Moon asks for public support to counter Tokyo
“Global economic conditions have worsened, and Japan’s export restrictions have been added, and the people have many worries about our economy,” Moon said Monday. “The government is preparing short-term and fundamental resolutions as well as making efforts to find a diplomatic resolution.”
Moon then encouraged the nation to address the crisis by localizing the manufacturing of essential components and materials.
“We became aware that having the upper hand in industrial competitiveness is crucial in order to continue equal and mutually beneficial trade in a system that relies on international division of labor,” Moon said. “We have overtaken Japan’s absolute superiority in many industries, such as home appliances, electronics, semiconductors and shipbuilding, one after another. We can do it again.”
Moon made the remarks ahead of a weekly meeting of senior secretaries at the Blue House. He skipped the harsh rhetoric toward Japan this time, a change from almost daily messages condemning the neighboring country and its leaders throughout last week. Instead, he appealed to the public to counter Japan in cooperation with the government.
Noting the rapid increase in the number of new start-ups and continued investments in them despite the lowered economic growth rate projections, Moon vowed to push forward with administration policies concerning new technology firms.
“When the national economy is threatened by the technology hegemony that violates the free trade order, innovative new technologies can be an important resolution,” Moon said, criticizing Japan without mentioning it by name. He then said the government will stimulate innovation in the component and material industries in particular.
Moon urged the public to increase domestic consumption and take vacations at home in order to make up for the expected decline in growth due to slow exports. The appeal was made amid the Korean public’s snowballing boycott of Japanese products and tourist destinations in Japan.
While Moon has paused in his direct condemnations of Japan, the Blue House still warned Monday that Japanese Prime Minister Shinzo Abe must be cautious when he addresses the escalating diplomatic row between the two countries.
“He must stay in line,” Ko Min-jung, presidential spokeswoman, said Monday morning. “And he must make the best efforts for future cooperation of the two countries.”
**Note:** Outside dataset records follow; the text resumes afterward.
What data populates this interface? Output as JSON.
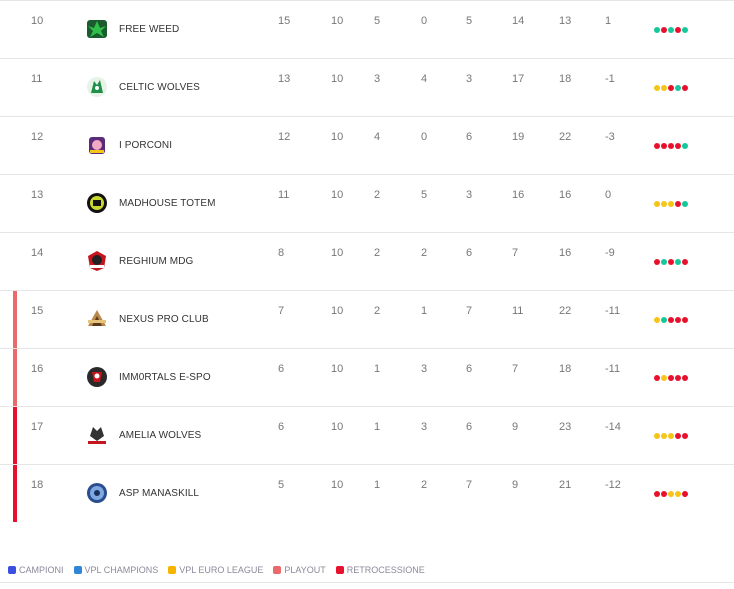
{
  "rows": [
    {
      "pos": "10",
      "team": "FREE WEED",
      "pt": "15",
      "g": "10",
      "v": "5",
      "n": "0",
      "p": "5",
      "gf": "14",
      "gs": "13",
      "dr": "1",
      "zone": "",
      "form": [
        "W",
        "L",
        "W",
        "L",
        "W"
      ],
      "logo": "free-weed-logo"
    },
    {
      "pos": "11",
      "team": "CELTIC WOLVES",
      "pt": "13",
      "g": "10",
      "v": "3",
      "n": "4",
      "p": "3",
      "gf": "17",
      "gs": "18",
      "dr": "-1",
      "zone": "",
      "form": [
        "D",
        "D",
        "L",
        "W",
        "L"
      ],
      "logo": "celtic-wolves-logo"
    },
    {
      "pos": "12",
      "team": "I PORCONI",
      "pt": "12",
      "g": "10",
      "v": "4",
      "n": "0",
      "p": "6",
      "gf": "19",
      "gs": "22",
      "dr": "-3",
      "zone": "",
      "form": [
        "L",
        "L",
        "L",
        "L",
        "W"
      ],
      "logo": "i-porconi-logo"
    },
    {
      "pos": "13",
      "team": "MADHOUSE TOTEM",
      "pt": "11",
      "g": "10",
      "v": "2",
      "n": "5",
      "p": "3",
      "gf": "16",
      "gs": "16",
      "dr": "0",
      "zone": "",
      "form": [
        "D",
        "D",
        "D",
        "L",
        "W"
      ],
      "logo": "madhouse-totem-logo"
    },
    {
      "pos": "14",
      "team": "REGHIUM MDG",
      "pt": "8",
      "g": "10",
      "v": "2",
      "n": "2",
      "p": "6",
      "gf": "7",
      "gs": "16",
      "dr": "-9",
      "zone": "",
      "form": [
        "L",
        "W",
        "L",
        "W",
        "L"
      ],
      "logo": "reghium-mdg-logo"
    },
    {
      "pos": "15",
      "team": "NEXUS PRO CLUB",
      "pt": "7",
      "g": "10",
      "v": "2",
      "n": "1",
      "p": "7",
      "gf": "11",
      "gs": "22",
      "dr": "-11",
      "zone": "playout",
      "form": [
        "D",
        "W",
        "L",
        "L",
        "L"
      ],
      "logo": "nexus-pro-club-logo"
    },
    {
      "pos": "16",
      "team": "IMM0RTALS E-SPO",
      "pt": "6",
      "g": "10",
      "v": "1",
      "n": "3",
      "p": "6",
      "gf": "7",
      "gs": "18",
      "dr": "-11",
      "zone": "playout",
      "form": [
        "L",
        "D",
        "L",
        "L",
        "L"
      ],
      "logo": "immortals-e-spo-logo"
    },
    {
      "pos": "17",
      "team": "AMELIA WOLVES",
      "pt": "6",
      "g": "10",
      "v": "1",
      "n": "3",
      "p": "6",
      "gf": "9",
      "gs": "23",
      "dr": "-14",
      "zone": "retrocessione",
      "form": [
        "D",
        "D",
        "D",
        "L",
        "L"
      ],
      "logo": "amelia-wolves-logo"
    },
    {
      "pos": "18",
      "team": "ASP MANASKILL",
      "pt": "5",
      "g": "10",
      "v": "1",
      "n": "2",
      "p": "7",
      "gf": "9",
      "gs": "21",
      "dr": "-12",
      "zone": "retrocessione",
      "form": [
        "L",
        "L",
        "D",
        "D",
        "L"
      ],
      "logo": "asp-manaskill-logo"
    }
  ],
  "zone_colors": {
    "playout": "#e96a6a",
    "retrocessione": "#e8112d"
  },
  "legend": [
    {
      "label": "CAMPIONI",
      "color": "#3b4fe0"
    },
    {
      "label": "VPL CHAMPIONS",
      "color": "#2f86d6"
    },
    {
      "label": "VPL EURO LEAGUE",
      "color": "#f5b400"
    },
    {
      "label": "PLAYOUT",
      "color": "#e96a6a"
    },
    {
      "label": "RETROCESSIONE",
      "color": "#e8112d"
    }
  ]
}
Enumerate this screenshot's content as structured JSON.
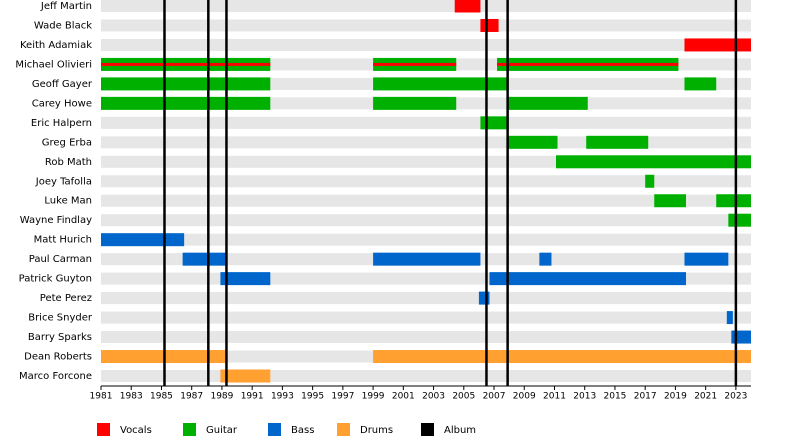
{
  "chart_data": {
    "type": "timeline",
    "categories": [
      "Jeff Martin",
      "Wade Black",
      "Keith Adamiak",
      "Michael Olivieri",
      "Geoff Gayer",
      "Carey Howe",
      "Eric Halpern",
      "Greg Erba",
      "Rob Math",
      "Joey Tafolla",
      "Luke Man",
      "Wayne Findlay",
      "Matt Hurich",
      "Paul Carman",
      "Patrick Guyton",
      "Pete Perez",
      "Brice Snyder",
      "Barry Sparks",
      "Dean Roberts",
      "Marco Forcone"
    ],
    "series": [
      {
        "name": "Vocals",
        "color": "#ff0000",
        "values": [
          [
            [
              2004.4,
              2006.1
            ]
          ],
          [
            [
              2006.1,
              2007.3
            ]
          ],
          [
            [
              2019.6,
              2024
            ]
          ],
          [
            [
              1981,
              1992.2
            ],
            [
              1999,
              2004.5
            ],
            [
              2007.2,
              2019.2
            ]
          ],
          [],
          [],
          [],
          [],
          [],
          [],
          [],
          [],
          [],
          [],
          [],
          [],
          [],
          [],
          [],
          []
        ]
      },
      {
        "name": "Guitar",
        "color": "#00b000",
        "values": [
          [],
          [],
          [],
          [
            [
              1981,
              1992.2
            ],
            [
              1999,
              2004.5
            ],
            [
              2007.2,
              2019.2
            ]
          ],
          [
            [
              1981,
              1992.2
            ],
            [
              1999,
              2007.9
            ],
            [
              2019.6,
              2021.7
            ]
          ],
          [
            [
              1981,
              1992.2
            ],
            [
              1999,
              2004.5
            ],
            [
              2007.9,
              2013.2
            ]
          ],
          [
            [
              2006.1,
              2007.9
            ]
          ],
          [
            [
              2007.9,
              2011.2
            ],
            [
              2013.1,
              2017.2
            ]
          ],
          [
            [
              2011.1,
              2024
            ]
          ],
          [
            [
              2017.0,
              2017.6
            ]
          ],
          [
            [
              2017.6,
              2019.7
            ],
            [
              2021.7,
              2024
            ]
          ],
          [
            [
              2022.5,
              2024
            ]
          ],
          [],
          [],
          [],
          [],
          [],
          [],
          [],
          []
        ]
      },
      {
        "name": "Bass",
        "color": "#0066cc",
        "values": [
          [],
          [],
          [],
          [],
          [],
          [],
          [],
          [],
          [],
          [],
          [],
          [],
          [
            [
              1981,
              1986.5
            ]
          ],
          [
            [
              1986.4,
              1989.3
            ],
            [
              1999,
              2006.1
            ],
            [
              2010.0,
              2010.8
            ],
            [
              2019.6,
              2022.5
            ]
          ],
          [
            [
              1988.9,
              1992.2
            ],
            [
              2006.7,
              2019.7
            ]
          ],
          [
            [
              2006.0,
              2006.7
            ]
          ],
          [
            [
              2022.4,
              2022.8
            ]
          ],
          [
            [
              2022.7,
              2024
            ]
          ],
          [],
          []
        ]
      },
      {
        "name": "Drums",
        "color": "#ffa030",
        "values": [
          [],
          [],
          [],
          [],
          [],
          [],
          [],
          [],
          [],
          [],
          [],
          [],
          [],
          [],
          [],
          [],
          [],
          [],
          [
            [
              1981,
              1989.3
            ],
            [
              1999,
              2024
            ]
          ],
          [
            [
              1988.9,
              1992.2
            ]
          ]
        ]
      }
    ],
    "albums": {
      "name": "Album",
      "color": "#000000",
      "values": [
        1985.2,
        1988.1,
        1989.3,
        2006.5,
        2007.9,
        2023.0
      ]
    },
    "xlim": [
      1981,
      2024
    ],
    "xticks": [
      1981,
      1983,
      1985,
      1987,
      1989,
      1991,
      1993,
      1995,
      1997,
      1999,
      2001,
      2003,
      2005,
      2007,
      2009,
      2011,
      2013,
      2015,
      2017,
      2019,
      2021,
      2023
    ]
  }
}
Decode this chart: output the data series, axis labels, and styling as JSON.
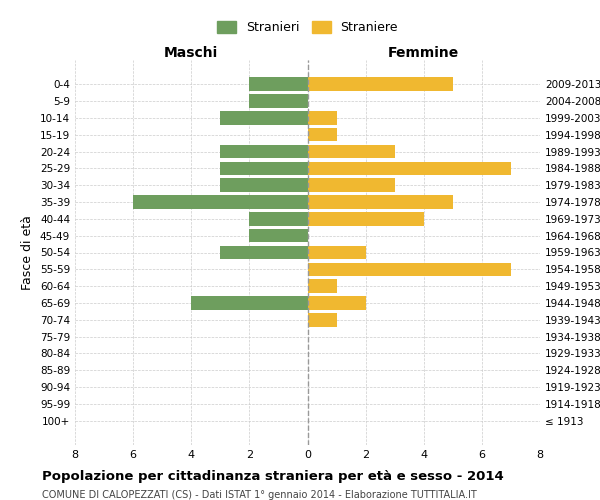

Ko was reacting to the Japanese leader’s demand for a “proper” response from Korea in order for talks to be held on the escalating crisis. “I want to ask him if he thinks the Korean government had not responded properly until now,” Ko said. “We have always responded.”
Abe told the Asahi TV on Sunday evening that a “constructive discussion is only possible when Korea presents a proper response.” He also argued that Korea is violating the 1965 bilateral claims settlement agreement, adding that Korean forced labor victim demands for Japanese reparations are against the accord.
“We have repeatedly informed them of our position that a two-track approach must be used for Korea-Japan relations to separate the future from the past,” Ko said. “And our stance remains unchanged. We made diplomatic efforts in the past. We are still doing so now, and will do so in the future.” Ko pointed out that Abe has been flip-flopping on the justification for Tokyo’s export restrictions. “He said it was a security issue, and later changed to say it was a historical issue,” Ko said. “Then, he said it was a security issue, and today, he is saying it is a historical issue.”
The ruling Democratic Party (DP) also used strong words to criticize Japan and prepare the public for the upcoming crisis.
Following Abe’s election victory, Japan will intensify “its attempts to invade the Korean economy,” DP Chairman Lee Hae-chan said Monday.
He said Japan is expected to exclude Korea at end of July or early August from the “white list” of countries qualified for strategic exports with minimal restrictions.
Rep. Choi Jae-sung, an ally of Moon who is heading the DP’s special committee to counter Japan’s economic retaliation, said Korea will respond in a “horizontal” manner if Japan takes Korea off the white list.
He, however, refused to elaborate what they are, although he said Korea won’t impose the same kinds of export restrictions.
“We have no intention to counter Japan with the same unfair measures that are unacceptable in the international community,” he said.
Later in the afternoon, the Foreign Affairs and Unification Committee of the National Assembly adopted a resolution urging Japan immediately rescind its retaliatory trade restrictions.
The lawmakers of the ruling and opposition parties unilaterally supported the resolution, which urged both Korea and Japan to initiate efforts to find a diplomatic resolution.